Delta Lake: In a Fabric lakehouse, data is stored in highly scalable file storage format in a OneLake store and a relational objects such as tables and views based on the open source Delta Lake format. It is applied as a metadata layer so that they can be queried using SQL. Delta Lake is the optimized storage layer that provides the foundation for tables in a lakehouse with file-based transaction log that can be used by any system for reading and processing. All tables on lackhouse are Delta tables by default. Delta Transaction Log Protocol
SQL analytics Endpoint: Fabric provides a SQL-based experience for lakehouse Delta tables called the SQL analytics endpoint. It helps analye data using SQL, save functions and views that can be accessed by switching to SQL analytics endpoint in the Lakehouse explorer. Creating a lakehose automatically creates a SQL analytics endponit that points to the Delta table in created lakehouse. Every Lakehouse has one SQL analytics endpoint, and each workspace can have more than one Lakehouse.
Intracting with a lakehouse and the data within it can be done through the following ways.
- Lakehouse explore provides an interface to users for data navigation, access and handling with three sections such us a Table section, Unidentified Area and File section.

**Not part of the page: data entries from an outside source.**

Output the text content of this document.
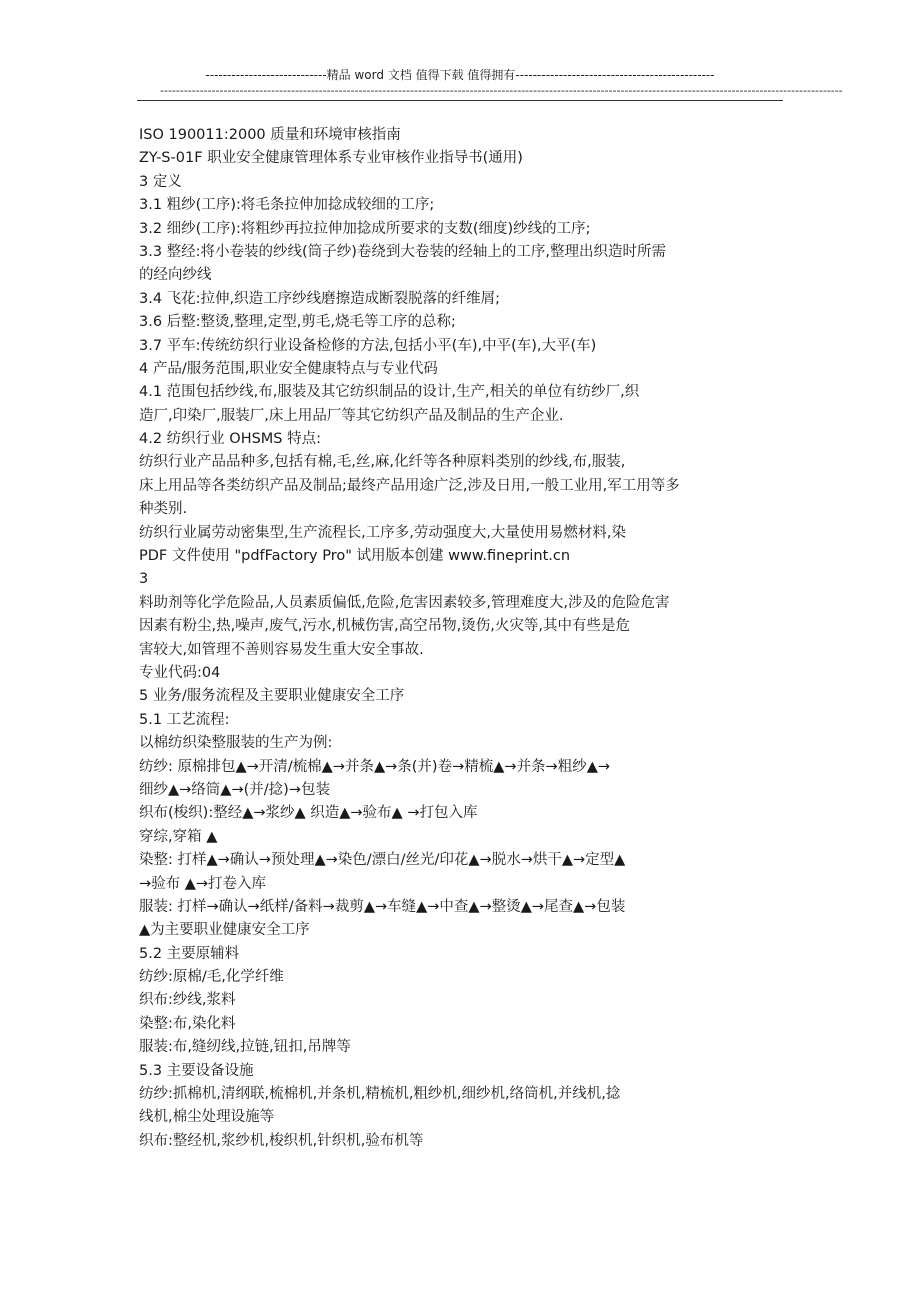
----------------------------精品 word 文档 值得下载 值得拥有----------------------------------------------
----------------------------------------------------------------------------------------------------------------------------------------------------------------------------
ISO 190011:2000 质量和环境审核指南
ZY-S-01F 职业安全健康管理体系专业审核作业指导书(通用)
3 定义
3.1 粗纱(工序):将毛条拉伸加捻成较细的工序;
3.2 细纱(工序):将粗纱再拉拉伸加捻成所要求的支数(细度)纱线的工序;
3.3 整经:将小卷装的纱线(筒子纱)卷绕到大卷装的经轴上的工序,整理出织造时所需
的经向纱线
3.4 飞花:拉伸,织造工序纱线磨擦造成断裂脱落的纤维屑;
3.6 后整:整烫,整理,定型,剪毛,烧毛等工序的总称;
3.7 平车:传统纺织行业设备检修的方法,包括小平(车),中平(车),大平(车)
4 产品/服务范围,职业安全健康特点与专业代码
4.1 范围包括纱线,布,服装及其它纺织制品的设计,生产,相关的单位有纺纱厂,织
造厂,印染厂,服装厂,床上用品厂等其它纺织产品及制品的生产企业.
4.2 纺织行业 OHSMS 特点:
纺织行业产品品种多,包括有棉,毛,丝,麻,化纤等各种原料类别的纱线,布,服装,
床上用品等各类纺织产品及制品;最终产品用途广泛,涉及日用,一般工业用,军工用等多
种类别.
纺织行业属劳动密集型,生产流程长,工序多,劳动强度大,大量使用易燃材料,染
PDF 文件使用 "pdfFactory Pro" 试用版本创建 www.fineprint.cn
3
料助剂等化学危险品,人员素质偏低,危险,危害因素较多,管理难度大,涉及的危险危害
因素有粉尘,热,噪声,废气,污水,机械伤害,高空吊物,烫伤,火灾等,其中有些是危
害较大,如管理不善则容易发生重大安全事故.
专业代码:04
5 业务/服务流程及主要职业健康安全工序
5.1 工艺流程:
以棉纺织染整服装的生产为例:
纺纱: 原棉排包▲→开清/梳棉▲→并条▲→条(并)卷→精梳▲→并条→粗纱▲→
细纱▲→络筒▲→(并/捻)→包装
织布(梭织):整经▲→浆纱▲ 织造▲→验布▲ →打包入库
穿综,穿箱 ▲
染整: 打样▲→确认→预处理▲→染色/漂白/丝光/印花▲→脱水→烘干▲→定型▲
→验布 ▲→打卷入库
服装: 打样→确认→纸样/备料→裁剪▲→车缝▲→中查▲→整烫▲→尾查▲→包装
▲为主要职业健康安全工序
5.2 主要原辅料
纺纱:原棉/毛,化学纤维
织布:纱线,浆料
染整:布,染化料
服装:布,缝纫线,拉链,钮扣,吊牌等
5.3 主要设备设施
纺纱:抓棉机,清纲联,梳棉机,并条机,精梳机,粗纱机,细纱机,络筒机,并线机,捻
线机,棉尘处理设施等
织布:整经机,浆纱机,梭织机,针织机,验布机等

- Notebooks allows users to write code, transform and write directly to Lakehouse as tables and/or folders. Fabric lakehouse with a notebook supports Spark API and Pandas API for these operation.
- Pipelines provides data integration utilities such as pipeline copy tool to pull data from other sources into the Lakehouse.
- Apache Spark job definitions is a Microsoft Fabric code item that allows you to submit batch/streaming jobs to Spark clusters.
- Dataflows Gen 2 assist in getting and transforming the data from various data sources and publish the dataflow.
Creating and Using Lakehouse: A lakehouse can be created after creating a workspace in Fabric by selecting Synapse Data Engineering.
Fabric Lakehouse Explorer View:
Enables you to explore tables and files.
- Tables folders includes tables that can be queried using SQL. These tables are based on Delta lake file format as explained.
- Files folder contains files for the lakehouse uploaded by the user.
- Upload: Files can be uploaded by selecting Upload > Upload File in the Files folder. Uploaded files can be validated by using the preview option.
- Shortcuts can be created to reference data that is stored externally.
- Load to Table allows to load the data from the uploaded file into a table to query it using SQL.
SQL analytics Endpoint View:
Through the SQL analytics endpoint tables can be queried using SQL statements.
- New SQL Query provides the interface to write and execute SQL statements.
- Create a visual query provides Power BI experience to apply Power Query approach for managing coloumns and transform operations.
- New Report allows tables in your lakehouse are automatically added to a default semantic model for reporting with Power BI. Provides the Power BI experience for report/dashboard creation.
We will review features like using Apache Spark for processing data from files and Delta Lake tables in Lakehouse in the upcoming posts.